In finance , the Vasicek model is a mathematical model describing the evolution of interest rates. It is a type of one-factor short rate model as it describes interest rate movements as driven by only one source of market risk. The model can be used in the valuation of interest rate derivatives , and has also been adapted for credit markets. The model specifies that the instantaneous interest rate follows the stochastic differential equation:. This is clear when looking at the long term variance,. This model is an Ornstein—Uhlenbeck stochastic process. Vasicek s model was the first one to capture mean reversion , an essential characteristic of the interest rate that sets it apart from other financial prices. Thus, as opposed to stock prices for instance, interest rates cannot rise indefinitely.

### Vasicek model

We have derived Vasicek SDE on a previous pos t. To ease the calculations, we will use the following property from the Moment Generating Function of a Normal Random variable:. Using the above, we can simplify the Bond Price calculations using the Expectation and the Variance of the Stochastic Rate:. We need to calculate the Variance of a stochastic integral, remember that the Variance of a deterministic quantity is zero, therefore we only need the Variance of the Stochastic term, as shown below. We will first concentrate on the double integrals and then we will plug-in the result into the above formula. The inner integral is stochastic while the outer one is deterministic.

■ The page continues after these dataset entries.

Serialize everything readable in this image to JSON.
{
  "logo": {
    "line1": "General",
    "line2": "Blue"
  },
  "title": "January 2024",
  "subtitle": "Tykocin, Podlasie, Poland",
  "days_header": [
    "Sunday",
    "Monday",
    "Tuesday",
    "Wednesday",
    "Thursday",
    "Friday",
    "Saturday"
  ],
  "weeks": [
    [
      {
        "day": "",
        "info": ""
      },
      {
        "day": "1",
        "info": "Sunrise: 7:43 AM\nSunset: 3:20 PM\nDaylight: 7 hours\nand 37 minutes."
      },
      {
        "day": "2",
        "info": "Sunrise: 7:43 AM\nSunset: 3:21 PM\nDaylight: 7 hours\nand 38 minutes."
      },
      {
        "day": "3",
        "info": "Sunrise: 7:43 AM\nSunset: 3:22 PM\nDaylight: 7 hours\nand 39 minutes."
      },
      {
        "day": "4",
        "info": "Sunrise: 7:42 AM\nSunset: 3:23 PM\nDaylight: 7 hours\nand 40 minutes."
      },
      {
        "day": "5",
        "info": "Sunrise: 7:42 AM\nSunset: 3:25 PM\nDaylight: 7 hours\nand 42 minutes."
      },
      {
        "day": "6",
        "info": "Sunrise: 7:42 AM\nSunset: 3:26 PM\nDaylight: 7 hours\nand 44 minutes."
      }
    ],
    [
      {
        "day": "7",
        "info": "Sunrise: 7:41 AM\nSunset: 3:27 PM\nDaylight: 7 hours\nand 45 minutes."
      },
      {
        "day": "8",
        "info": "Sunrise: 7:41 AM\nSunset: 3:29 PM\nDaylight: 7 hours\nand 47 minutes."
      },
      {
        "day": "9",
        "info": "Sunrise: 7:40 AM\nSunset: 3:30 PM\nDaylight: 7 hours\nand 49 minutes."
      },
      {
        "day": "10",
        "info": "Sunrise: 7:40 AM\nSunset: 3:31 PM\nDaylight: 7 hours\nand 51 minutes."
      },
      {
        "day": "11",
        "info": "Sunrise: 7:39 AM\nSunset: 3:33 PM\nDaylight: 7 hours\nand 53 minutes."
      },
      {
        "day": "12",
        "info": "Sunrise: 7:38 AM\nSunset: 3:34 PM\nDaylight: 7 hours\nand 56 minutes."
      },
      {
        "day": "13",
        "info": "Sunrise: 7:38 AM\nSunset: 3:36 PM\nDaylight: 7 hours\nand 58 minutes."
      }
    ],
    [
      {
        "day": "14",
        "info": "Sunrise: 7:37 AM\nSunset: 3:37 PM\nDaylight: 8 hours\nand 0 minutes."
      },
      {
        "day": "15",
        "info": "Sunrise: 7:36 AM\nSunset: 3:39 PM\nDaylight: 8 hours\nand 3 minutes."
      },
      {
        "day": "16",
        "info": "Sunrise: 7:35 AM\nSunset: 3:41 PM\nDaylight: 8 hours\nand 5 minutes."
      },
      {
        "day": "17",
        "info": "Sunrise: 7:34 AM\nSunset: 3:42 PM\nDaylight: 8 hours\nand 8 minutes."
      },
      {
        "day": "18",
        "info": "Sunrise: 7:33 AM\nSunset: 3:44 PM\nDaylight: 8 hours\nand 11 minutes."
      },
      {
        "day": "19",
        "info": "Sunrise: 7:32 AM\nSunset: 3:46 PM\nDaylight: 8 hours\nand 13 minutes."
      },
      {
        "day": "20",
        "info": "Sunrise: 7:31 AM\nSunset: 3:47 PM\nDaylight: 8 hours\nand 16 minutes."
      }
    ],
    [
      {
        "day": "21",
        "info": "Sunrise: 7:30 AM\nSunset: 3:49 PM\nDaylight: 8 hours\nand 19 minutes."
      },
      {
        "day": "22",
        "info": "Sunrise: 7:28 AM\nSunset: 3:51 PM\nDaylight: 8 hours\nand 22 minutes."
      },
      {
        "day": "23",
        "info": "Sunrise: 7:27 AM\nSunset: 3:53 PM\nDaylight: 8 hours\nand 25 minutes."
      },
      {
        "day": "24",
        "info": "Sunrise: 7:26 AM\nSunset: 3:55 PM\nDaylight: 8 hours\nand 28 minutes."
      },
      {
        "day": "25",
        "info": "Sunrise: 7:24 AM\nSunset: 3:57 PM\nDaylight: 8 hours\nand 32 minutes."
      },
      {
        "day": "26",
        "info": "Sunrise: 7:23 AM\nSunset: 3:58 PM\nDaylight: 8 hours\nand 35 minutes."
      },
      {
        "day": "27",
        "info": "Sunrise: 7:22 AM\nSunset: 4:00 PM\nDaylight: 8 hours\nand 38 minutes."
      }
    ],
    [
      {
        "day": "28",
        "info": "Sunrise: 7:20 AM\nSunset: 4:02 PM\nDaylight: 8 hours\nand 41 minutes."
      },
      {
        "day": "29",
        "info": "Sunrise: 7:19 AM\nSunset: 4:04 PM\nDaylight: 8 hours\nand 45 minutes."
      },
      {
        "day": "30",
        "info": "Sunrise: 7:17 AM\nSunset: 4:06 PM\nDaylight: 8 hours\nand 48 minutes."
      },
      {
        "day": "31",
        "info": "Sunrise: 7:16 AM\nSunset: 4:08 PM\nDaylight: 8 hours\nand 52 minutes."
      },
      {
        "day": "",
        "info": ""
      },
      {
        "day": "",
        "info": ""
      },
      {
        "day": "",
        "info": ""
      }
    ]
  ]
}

There are two difficulties with this equation; first, the Brownian Motion is non-differentiable and also, we have a nested i.

## Zero coupon bond prices for Vasicek model.

We use cookies to offer you a better experience, personalize content, tailor advertising, provide social media features, and better understand the use of our services. Do you want to read the rest of this article? We use cookies to make interactions with our website easy and meaningful, to better understand the use of our services, and to tailor advertising. For further information, including about cookie settings, please read our Cookie Policy. By continuing to use this site, you consent to the use of cookies. We value your privacy. Download citation. Request full-text. Cite this publication. Winter Sinkala.

Figure 1 from Machine Learning Vasicek Model Calibration Thus specifying a model for the short rate specifies future bond prices. The yield of any zero-coupon bond is taken to be a maturity-. An alternative approach to the calibration of the Vasicek and CIR interest rate models via generating functions. Vasicek model is. Interest rates l Cutting edge Shadow interest. The interest rates implied by the zero coupon bonds form a yield curve or more precisely, a zero curve. Fun with the Vasicek Interest Rate Model. The model specifies that the instantaneous interest rate follows the stochastic differential equation. Interest Rate Models:

.

.

.

.

**VIDEO ON THEME: Calculating the Yield of a Zero Coupon Bond**

Excuse, I have thought and have removed this phrase

Excuse, that I interfere, but it is necessary for me little bit more information.

You are not right. I am assured. I can prove it.